Indigenous Peoples, we reaffirm our status as such, are the holders of traditional knowledge, based on the right of ownership of our ancestral territories, and thus access to traditional knowledge, they must follow the rules and principles based on customary laws.
Free Prior and Informed Consent (FPIC) should be binding, and further developed through the creation of a group of indigenous experts. According to the decisions and guidelines of several organizations of United Nations System, FPIC should be the principle established for access to traditional knowledge instead of PIC.
The granting of free and informed consent, does not involve negotiation or granting intellectual property rights to third party users and licenses for the use and access to traditional knowledge. The ownership of traditional knowledge is for indigenous peoples, who have guarded for millennia through their customary laws and through their own governments. In this sense, competition for granting prior informed consent must be deposited in the legitimate and traditional authorities.

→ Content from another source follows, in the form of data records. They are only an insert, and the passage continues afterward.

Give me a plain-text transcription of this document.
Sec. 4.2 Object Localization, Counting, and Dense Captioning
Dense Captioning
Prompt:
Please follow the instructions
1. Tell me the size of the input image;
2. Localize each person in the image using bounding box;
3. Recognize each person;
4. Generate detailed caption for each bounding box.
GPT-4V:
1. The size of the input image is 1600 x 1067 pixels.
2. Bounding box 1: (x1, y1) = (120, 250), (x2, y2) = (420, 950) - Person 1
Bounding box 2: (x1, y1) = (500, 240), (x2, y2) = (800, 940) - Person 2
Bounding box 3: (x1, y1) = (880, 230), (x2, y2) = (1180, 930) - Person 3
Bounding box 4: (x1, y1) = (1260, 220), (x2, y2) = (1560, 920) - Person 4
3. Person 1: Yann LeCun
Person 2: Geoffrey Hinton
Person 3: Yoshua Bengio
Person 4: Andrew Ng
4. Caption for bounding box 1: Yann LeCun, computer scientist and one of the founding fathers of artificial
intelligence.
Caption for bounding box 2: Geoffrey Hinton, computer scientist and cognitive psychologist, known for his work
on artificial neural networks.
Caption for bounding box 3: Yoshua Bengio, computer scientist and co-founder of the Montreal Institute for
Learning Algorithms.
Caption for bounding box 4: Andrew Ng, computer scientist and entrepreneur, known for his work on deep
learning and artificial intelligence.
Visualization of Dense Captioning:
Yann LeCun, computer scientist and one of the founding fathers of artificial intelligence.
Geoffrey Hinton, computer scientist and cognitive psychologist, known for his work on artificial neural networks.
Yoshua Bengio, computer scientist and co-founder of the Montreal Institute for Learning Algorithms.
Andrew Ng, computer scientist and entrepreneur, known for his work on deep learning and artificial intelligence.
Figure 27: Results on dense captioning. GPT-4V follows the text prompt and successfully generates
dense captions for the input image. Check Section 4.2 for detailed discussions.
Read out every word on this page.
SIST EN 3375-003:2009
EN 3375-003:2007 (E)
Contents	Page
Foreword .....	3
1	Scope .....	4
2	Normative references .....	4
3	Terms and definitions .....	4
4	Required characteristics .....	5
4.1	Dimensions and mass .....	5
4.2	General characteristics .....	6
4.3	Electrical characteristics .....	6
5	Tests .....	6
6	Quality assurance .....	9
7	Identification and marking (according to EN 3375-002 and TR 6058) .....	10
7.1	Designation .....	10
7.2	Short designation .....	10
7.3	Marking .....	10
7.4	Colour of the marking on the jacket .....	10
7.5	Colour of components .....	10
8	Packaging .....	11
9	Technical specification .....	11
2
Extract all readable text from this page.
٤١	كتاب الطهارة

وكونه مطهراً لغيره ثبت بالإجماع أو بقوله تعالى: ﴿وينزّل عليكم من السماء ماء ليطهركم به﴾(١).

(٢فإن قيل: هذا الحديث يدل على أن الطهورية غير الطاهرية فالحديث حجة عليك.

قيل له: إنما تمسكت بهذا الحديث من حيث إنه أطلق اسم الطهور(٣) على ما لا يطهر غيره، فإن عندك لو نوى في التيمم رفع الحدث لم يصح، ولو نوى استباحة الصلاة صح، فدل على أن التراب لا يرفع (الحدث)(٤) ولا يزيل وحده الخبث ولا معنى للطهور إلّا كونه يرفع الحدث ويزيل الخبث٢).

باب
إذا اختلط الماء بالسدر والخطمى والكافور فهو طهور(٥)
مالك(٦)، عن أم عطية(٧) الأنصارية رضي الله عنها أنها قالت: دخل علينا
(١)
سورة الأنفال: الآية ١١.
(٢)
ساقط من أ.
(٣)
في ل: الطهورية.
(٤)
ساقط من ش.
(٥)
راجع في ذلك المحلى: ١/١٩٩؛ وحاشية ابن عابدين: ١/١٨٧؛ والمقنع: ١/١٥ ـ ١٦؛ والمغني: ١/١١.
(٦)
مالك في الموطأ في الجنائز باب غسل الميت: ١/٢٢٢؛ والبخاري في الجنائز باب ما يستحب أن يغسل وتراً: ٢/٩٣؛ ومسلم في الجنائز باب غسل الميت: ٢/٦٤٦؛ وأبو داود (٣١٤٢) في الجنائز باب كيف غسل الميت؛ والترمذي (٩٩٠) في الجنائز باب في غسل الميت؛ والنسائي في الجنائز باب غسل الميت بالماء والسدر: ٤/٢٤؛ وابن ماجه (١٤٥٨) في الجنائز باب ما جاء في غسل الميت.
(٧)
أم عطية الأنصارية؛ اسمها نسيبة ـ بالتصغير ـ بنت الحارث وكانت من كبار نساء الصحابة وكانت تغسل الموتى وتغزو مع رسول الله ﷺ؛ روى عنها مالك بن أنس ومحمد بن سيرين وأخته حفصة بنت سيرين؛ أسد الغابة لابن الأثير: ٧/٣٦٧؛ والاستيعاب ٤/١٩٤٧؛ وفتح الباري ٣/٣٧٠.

As for the distribution of profits proposed guidelines should not be limited to Bon guide or the Annex of the Nagoya Protocol, but these must also include safeguards to their traditional land rights and resources. We emphasize that the right to fair and equitable sharing should also contemplate cultural and spiritual elements of indigenous peoples.
As misuse and repatriation of traditional knowledge, it must include the return of objects including our traditional knowledge and relevant information, also considering compensation, compensation and restoration for the misuse of traditional knowledge. Therefore, the development of bio-cultural community protocols and should include proper procedures based on uses and customs of indigenous peoples.
Capacity building is key to compliance with prior informed consent element, the fair and equitable sharing of benefits, and to prevent the misuse of traditional knowledge.